LAWS(BOM)-2020-10-139

DASHRATH Vs. STATE OF MAHARASHTRA

Decided On October 14, 2020
DASHRATH Appellant
V/S
STATE OF MAHARASHTRA Respondents

JUDGEMENT

(1.) Present application has been filed for suspension of sentence. The applicant has been convicted in Sessions Case No.11 of 2016 by learned Additional Sessions Judge, Amalner on 20-01-2020. He has been convicted for the offence punishable under Section 376(2)(j) of the Indian Penal Code and thereby sentenced to suffer rigorous imprisonment for ten years and to pay fine of Rs.5,000/- (Rupees Five Thousand only), in default, to suffer rigorous imprisonment for one year. Further, he has been convicted for the offence punishable under Section 376(2)(i) of the Indian Penal Code and thereby sentenced to suffer rigorous imprisonment for ten years and to pay fine of Rs.5,000/- (Rupees Five Thousand only), in default, to suffer rigorous imprisonment for one year. Further, he has been convicted for the offence punishable under Section 354-B of Indian Penal Code and thereby sentenced to suffer rigorous imprisonment for three years and to pay fine of Rs.2,000/- (Rupees Two Thousand only), in default, to suffer rigorous imprisonment for six months. Further, he has been convicted for the offence punishable under Section 452 of the Indian Penal Code and thereby sentenced to suffer rigorous imprisonment for three years and to pay fine of Rs.3,000/-(Rupees Three Thousand only) in default, to suffer rigorous imprisonment for six months.

(2.) Heard learned Advocate Mr. R. M. Deshmukh for applicant, learned APP Mr. S. W. Munde for respondent No.1 - State and learned Advocate Mr. A. R. Hange for respondent No.2 - victim.

(3.) It has been vehemently submitted on behalf of the applicant/appellant that the learned trial Judge has not appreciated the evidence properly. He failed to consider that the victim is mentally challenged and though she has been examined, she has made material improvements.
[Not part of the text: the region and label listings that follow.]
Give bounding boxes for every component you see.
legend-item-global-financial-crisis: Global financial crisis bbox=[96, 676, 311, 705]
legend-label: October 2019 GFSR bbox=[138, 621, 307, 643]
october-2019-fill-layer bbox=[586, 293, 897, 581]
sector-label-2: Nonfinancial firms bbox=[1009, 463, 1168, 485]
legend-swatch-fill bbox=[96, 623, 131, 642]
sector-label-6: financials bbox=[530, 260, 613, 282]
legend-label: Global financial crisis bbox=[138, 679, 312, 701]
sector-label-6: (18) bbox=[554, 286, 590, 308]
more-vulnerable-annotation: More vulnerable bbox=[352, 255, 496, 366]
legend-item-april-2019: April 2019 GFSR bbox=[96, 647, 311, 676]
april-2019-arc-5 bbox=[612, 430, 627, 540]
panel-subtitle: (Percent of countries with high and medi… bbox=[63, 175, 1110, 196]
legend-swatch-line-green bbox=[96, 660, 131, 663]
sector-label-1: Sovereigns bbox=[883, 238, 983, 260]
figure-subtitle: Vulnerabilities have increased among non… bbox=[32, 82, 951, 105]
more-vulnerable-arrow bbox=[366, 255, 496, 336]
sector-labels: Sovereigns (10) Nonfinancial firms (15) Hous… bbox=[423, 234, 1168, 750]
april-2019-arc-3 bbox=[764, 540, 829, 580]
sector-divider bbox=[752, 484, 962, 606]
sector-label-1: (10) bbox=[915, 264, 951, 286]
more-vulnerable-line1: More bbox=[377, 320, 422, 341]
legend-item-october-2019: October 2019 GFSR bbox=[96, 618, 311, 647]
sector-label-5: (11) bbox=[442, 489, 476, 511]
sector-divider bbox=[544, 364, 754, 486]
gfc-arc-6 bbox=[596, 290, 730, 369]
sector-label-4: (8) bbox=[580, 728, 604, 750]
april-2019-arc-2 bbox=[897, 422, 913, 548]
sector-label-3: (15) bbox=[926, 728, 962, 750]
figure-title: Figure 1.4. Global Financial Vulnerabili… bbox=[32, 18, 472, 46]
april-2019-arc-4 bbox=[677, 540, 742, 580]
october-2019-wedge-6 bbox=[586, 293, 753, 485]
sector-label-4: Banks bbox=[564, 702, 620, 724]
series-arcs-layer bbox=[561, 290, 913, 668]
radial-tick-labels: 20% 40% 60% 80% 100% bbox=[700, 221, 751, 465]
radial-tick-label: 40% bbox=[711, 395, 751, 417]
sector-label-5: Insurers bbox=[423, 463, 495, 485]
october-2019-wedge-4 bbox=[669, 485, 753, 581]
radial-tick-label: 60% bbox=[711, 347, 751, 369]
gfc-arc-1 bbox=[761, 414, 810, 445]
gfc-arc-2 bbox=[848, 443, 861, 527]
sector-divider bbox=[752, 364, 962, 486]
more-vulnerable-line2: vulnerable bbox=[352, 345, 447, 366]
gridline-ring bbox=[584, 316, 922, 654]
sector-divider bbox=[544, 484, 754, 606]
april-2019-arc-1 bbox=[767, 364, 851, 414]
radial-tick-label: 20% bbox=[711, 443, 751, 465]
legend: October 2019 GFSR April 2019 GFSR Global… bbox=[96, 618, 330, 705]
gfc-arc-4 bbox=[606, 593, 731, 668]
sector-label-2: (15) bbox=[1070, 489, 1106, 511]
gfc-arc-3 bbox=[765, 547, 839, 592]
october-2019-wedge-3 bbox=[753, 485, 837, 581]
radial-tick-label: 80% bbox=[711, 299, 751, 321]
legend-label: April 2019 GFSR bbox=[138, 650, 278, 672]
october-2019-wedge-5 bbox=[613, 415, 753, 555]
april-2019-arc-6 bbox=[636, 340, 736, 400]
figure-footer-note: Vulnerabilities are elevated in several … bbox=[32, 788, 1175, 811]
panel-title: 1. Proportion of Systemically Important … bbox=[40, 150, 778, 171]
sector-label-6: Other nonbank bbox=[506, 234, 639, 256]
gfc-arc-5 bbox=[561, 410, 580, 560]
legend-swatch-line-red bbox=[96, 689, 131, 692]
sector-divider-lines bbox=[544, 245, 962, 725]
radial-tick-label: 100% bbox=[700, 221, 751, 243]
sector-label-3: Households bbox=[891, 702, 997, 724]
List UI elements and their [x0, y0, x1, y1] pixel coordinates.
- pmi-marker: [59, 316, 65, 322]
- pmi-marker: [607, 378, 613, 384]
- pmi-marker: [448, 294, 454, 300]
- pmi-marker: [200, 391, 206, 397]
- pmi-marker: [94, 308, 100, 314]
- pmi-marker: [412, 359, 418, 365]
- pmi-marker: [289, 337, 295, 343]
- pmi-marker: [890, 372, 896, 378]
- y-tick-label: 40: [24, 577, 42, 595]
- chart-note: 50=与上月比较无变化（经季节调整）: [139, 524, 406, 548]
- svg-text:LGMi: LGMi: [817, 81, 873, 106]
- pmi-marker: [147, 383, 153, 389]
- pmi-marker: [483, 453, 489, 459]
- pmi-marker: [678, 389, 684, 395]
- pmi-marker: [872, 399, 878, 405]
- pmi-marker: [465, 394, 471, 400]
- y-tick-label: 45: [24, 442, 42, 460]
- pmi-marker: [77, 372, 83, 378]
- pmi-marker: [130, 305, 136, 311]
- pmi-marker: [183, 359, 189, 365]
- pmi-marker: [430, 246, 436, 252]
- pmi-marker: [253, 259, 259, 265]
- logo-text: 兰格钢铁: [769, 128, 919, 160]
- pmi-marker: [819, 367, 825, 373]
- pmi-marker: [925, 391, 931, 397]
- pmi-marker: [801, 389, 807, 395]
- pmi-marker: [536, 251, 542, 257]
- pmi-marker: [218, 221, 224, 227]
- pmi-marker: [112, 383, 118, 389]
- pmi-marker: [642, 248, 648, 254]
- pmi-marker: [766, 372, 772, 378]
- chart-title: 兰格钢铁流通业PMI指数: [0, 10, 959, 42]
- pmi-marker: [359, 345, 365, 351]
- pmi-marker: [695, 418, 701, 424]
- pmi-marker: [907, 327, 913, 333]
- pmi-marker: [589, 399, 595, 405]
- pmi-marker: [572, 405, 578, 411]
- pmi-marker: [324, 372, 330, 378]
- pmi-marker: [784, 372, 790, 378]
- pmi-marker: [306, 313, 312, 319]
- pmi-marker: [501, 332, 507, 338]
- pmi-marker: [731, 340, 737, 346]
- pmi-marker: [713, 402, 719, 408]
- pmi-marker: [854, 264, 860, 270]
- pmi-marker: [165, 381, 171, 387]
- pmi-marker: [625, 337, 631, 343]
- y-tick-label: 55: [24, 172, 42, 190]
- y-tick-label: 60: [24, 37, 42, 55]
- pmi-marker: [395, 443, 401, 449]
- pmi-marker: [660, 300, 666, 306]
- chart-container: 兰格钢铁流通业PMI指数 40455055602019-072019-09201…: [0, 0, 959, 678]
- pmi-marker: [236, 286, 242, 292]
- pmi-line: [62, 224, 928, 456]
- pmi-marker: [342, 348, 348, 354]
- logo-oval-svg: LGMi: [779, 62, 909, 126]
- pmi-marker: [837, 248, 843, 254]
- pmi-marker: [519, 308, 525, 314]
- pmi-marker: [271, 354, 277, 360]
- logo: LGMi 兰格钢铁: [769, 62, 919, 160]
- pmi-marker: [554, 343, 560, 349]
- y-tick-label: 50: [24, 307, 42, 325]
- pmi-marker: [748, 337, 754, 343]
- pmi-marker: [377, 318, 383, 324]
She has clearly stated that she was taught by police. Informant is her mother, however, her testimony would be hearsay taking into consideration the fact that she was not present in the house. Her testimony has been tried to be connected to the offence on the basis of circumstance told by her that when she was going towards her work for cutting onion crops from the field of one Girdhar Conductor, she met accused near temple of Mariaai. She had a dialogue with accused which indicated that the daughter of the informant is alone in her house. In fact, the house of the informant is situated in a thickly populated area. Nobody else has been examined to prove that they had seen the accused going in the house of informant. Nobody had heard shouts of the victim. Though it is contended that the rape was forceful, yet, the medical evidence would show that there was no physical external injury to the private part of the victim. He also submitted that the examination-in-chief of most of the witnesses have been recorded as per Section 309 of the Code of Criminal Procedure. Though an opportunity has been given to cross examine all the witnesses later on by the learned Judge, yet, a complete fair trial appears to have not been given to the accused. Therefore, for all these points, the appellant has good case in appeal when the appeal is admitted and it is not likely to be taken for final hearing in near future. The applicant who was on bail almost throughout the trial, except from 27-01-2016 to 01-03-2016 and 27-11-2018 to 18-03-2019, he deserves to be released on bail by suspending the sentence.